— Вот и поворот, — сказал генерал, — эти старые ивы нарочно насажены на повороте, чтобы легче было отыскать дорогу в метели. Помню, как в детстве я, бывало, взбирался на эти ивы, на самую верхушку, и сиживал там, поджидая отца или матушку, уехавших в гости к соседям! — Вспомнив родителей, генерал прослезился. Экипаж их подвигался между тем к дому.

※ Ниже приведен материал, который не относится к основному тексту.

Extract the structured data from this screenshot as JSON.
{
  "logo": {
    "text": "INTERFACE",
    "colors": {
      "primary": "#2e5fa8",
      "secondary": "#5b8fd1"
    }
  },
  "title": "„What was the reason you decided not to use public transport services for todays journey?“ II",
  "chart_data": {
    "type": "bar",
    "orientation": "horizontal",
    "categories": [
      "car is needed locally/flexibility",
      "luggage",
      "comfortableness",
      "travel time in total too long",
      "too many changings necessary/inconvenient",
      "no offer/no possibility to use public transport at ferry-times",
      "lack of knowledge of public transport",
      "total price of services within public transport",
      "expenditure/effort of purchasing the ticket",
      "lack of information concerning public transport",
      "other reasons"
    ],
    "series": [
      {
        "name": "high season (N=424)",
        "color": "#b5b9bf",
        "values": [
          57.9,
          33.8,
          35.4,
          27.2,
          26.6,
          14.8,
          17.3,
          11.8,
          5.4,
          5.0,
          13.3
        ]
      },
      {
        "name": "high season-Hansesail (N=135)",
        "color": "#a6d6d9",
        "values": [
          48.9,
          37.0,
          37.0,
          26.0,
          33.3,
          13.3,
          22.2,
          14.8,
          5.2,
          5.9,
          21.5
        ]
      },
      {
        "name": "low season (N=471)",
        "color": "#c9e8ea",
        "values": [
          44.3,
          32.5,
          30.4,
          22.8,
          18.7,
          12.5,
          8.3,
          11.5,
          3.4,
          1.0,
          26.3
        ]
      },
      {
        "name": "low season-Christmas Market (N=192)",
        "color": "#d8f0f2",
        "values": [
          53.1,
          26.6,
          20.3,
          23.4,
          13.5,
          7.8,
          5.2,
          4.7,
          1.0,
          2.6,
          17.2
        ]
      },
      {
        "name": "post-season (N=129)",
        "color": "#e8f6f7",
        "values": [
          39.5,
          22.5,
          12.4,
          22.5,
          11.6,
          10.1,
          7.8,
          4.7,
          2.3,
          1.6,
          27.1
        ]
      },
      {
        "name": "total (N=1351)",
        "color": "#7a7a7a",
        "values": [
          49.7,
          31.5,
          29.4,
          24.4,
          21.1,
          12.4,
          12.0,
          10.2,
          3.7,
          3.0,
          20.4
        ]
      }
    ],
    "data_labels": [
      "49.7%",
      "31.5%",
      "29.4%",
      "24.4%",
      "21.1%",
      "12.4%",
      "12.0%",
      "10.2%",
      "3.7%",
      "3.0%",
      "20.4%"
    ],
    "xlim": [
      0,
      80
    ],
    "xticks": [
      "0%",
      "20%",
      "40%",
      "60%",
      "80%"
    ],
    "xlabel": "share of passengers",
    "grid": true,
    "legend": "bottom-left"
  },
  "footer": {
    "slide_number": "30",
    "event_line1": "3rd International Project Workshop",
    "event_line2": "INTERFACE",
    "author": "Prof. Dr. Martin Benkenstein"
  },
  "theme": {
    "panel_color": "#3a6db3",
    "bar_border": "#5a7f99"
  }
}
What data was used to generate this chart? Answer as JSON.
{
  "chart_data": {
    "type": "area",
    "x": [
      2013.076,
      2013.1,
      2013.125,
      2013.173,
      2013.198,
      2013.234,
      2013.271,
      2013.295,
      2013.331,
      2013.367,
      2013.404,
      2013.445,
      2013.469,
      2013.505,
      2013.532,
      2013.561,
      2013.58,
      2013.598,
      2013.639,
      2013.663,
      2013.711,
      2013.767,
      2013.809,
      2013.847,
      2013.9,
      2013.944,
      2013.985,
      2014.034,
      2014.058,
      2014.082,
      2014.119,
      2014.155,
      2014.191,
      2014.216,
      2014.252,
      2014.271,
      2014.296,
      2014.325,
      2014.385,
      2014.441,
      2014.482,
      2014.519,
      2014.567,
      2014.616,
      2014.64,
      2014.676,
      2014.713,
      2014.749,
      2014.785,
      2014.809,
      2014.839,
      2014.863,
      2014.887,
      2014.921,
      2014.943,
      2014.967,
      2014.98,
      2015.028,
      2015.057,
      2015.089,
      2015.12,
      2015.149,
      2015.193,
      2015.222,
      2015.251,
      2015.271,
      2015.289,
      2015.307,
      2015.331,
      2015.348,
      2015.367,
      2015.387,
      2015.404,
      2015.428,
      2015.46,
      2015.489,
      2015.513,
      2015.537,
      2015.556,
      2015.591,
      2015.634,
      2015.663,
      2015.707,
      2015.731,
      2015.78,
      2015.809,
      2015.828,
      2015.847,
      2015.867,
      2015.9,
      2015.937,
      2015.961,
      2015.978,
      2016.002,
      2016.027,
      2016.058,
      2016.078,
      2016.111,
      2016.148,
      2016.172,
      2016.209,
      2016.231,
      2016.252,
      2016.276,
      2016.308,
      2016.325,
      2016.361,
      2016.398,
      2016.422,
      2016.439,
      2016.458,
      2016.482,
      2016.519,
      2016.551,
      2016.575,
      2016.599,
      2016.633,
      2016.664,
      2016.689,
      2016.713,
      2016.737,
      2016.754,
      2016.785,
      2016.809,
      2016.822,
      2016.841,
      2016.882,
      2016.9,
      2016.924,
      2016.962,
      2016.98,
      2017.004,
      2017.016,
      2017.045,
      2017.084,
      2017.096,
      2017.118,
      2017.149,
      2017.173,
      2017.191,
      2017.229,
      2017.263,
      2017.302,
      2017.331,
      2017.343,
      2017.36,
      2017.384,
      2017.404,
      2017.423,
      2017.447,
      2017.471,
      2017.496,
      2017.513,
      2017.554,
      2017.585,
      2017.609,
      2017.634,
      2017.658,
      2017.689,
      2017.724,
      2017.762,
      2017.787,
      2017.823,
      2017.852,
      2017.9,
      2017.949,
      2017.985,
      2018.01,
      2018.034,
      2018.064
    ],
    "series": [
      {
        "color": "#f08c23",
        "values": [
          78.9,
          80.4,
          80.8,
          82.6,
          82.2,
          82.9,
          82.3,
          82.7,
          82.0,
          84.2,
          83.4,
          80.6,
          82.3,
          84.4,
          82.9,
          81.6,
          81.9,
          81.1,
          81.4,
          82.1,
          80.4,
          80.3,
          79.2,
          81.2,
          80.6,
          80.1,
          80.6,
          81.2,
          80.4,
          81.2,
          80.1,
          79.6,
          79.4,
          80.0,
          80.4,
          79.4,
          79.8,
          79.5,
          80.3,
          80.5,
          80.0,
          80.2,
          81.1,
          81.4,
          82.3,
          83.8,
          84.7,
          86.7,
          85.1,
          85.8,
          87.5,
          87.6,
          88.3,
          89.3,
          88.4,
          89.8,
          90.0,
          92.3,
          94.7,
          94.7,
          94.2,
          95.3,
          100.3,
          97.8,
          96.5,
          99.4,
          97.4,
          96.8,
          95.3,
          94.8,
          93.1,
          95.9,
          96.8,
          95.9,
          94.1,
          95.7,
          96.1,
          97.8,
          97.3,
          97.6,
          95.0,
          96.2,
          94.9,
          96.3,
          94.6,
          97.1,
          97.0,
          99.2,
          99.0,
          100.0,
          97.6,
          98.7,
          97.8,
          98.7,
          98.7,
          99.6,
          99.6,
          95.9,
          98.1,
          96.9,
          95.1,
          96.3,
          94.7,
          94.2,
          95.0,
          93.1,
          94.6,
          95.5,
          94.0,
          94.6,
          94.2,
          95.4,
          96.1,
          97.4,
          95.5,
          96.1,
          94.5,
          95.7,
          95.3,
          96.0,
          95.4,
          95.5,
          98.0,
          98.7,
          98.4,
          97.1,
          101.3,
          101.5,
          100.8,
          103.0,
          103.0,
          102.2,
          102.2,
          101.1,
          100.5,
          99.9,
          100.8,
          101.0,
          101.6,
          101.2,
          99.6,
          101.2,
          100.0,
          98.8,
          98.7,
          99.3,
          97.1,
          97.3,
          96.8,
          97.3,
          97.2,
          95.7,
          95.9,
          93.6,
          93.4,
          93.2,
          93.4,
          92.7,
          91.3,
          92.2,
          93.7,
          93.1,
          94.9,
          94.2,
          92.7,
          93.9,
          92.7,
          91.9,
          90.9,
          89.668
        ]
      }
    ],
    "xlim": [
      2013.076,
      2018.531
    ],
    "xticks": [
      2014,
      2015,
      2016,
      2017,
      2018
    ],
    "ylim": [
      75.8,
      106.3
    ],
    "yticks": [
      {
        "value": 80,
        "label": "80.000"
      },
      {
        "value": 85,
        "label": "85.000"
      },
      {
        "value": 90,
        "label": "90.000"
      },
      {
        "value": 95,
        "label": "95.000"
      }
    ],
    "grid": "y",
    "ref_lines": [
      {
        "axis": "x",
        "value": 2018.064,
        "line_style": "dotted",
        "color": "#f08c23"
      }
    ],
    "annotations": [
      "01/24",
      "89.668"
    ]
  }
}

Анна была приятно удивлена, когда на крыльце дома появилась хорошо одетая пожилая дама с образом в руках: на голове её надет был чепец с высокими украшениями, волосы приподняты на лбу, зачёсаны назад и напудрены, из-под пудры виднелась натуральная белизна седины. Тёмное шёлковое платье и большой платок составляли остальной наряд, вместо измятого ситцевого капота, который Анна думала увидеть на экономной деревенской хозяйке. Лицо, красное, с загрубелою кожей, было серьёзно, но несердито; губы госпожи Кавериной готовы были даже подёрнуться улыбкою, когда генерал поднёс к ней ребёнка, но она сдержала улыбку и чинно поднесла к нему образ; когда генерал приложился к образу, она обратилась с образом к Анне. Приложившись и приняв от тётки образ, Анна последовала за нею в дом. Он делился на две половины большими сенями, в которые они вошли прямо с крыльца. По одну сторону сеней вела дверь в гостиную и столовую, по другую сторону была дверь в комнаты тётки, и рядом с этою дверью была другая, немного отворенная, и сквозь неё виднелись две комнаты с окнами в сад. В конце сеней помещались кладовые, с тяжёлыми, висячими замками на засовах, которыми крепко припирались эти двери. Вот всё, что составляло дом зажиточного генерала и тётки его, помещицы того времени. Комнаты были оклеены бумажными обоями, очень пёстрыми, а иные были просто выбелены.
— Вот ваши комнаты, — указала тётка Анне на комнаты, видневшиеся из дверей; они были пусты, без всякой мебели и без занавесок на окнах; несколько простых стульев стояло около стен. Анна подумала тут же, что нетрудно будет убрать эти маленькие комнаты всем запасом ковров, занавесок и мебели, ехавшим при них в обозе из Петербурга.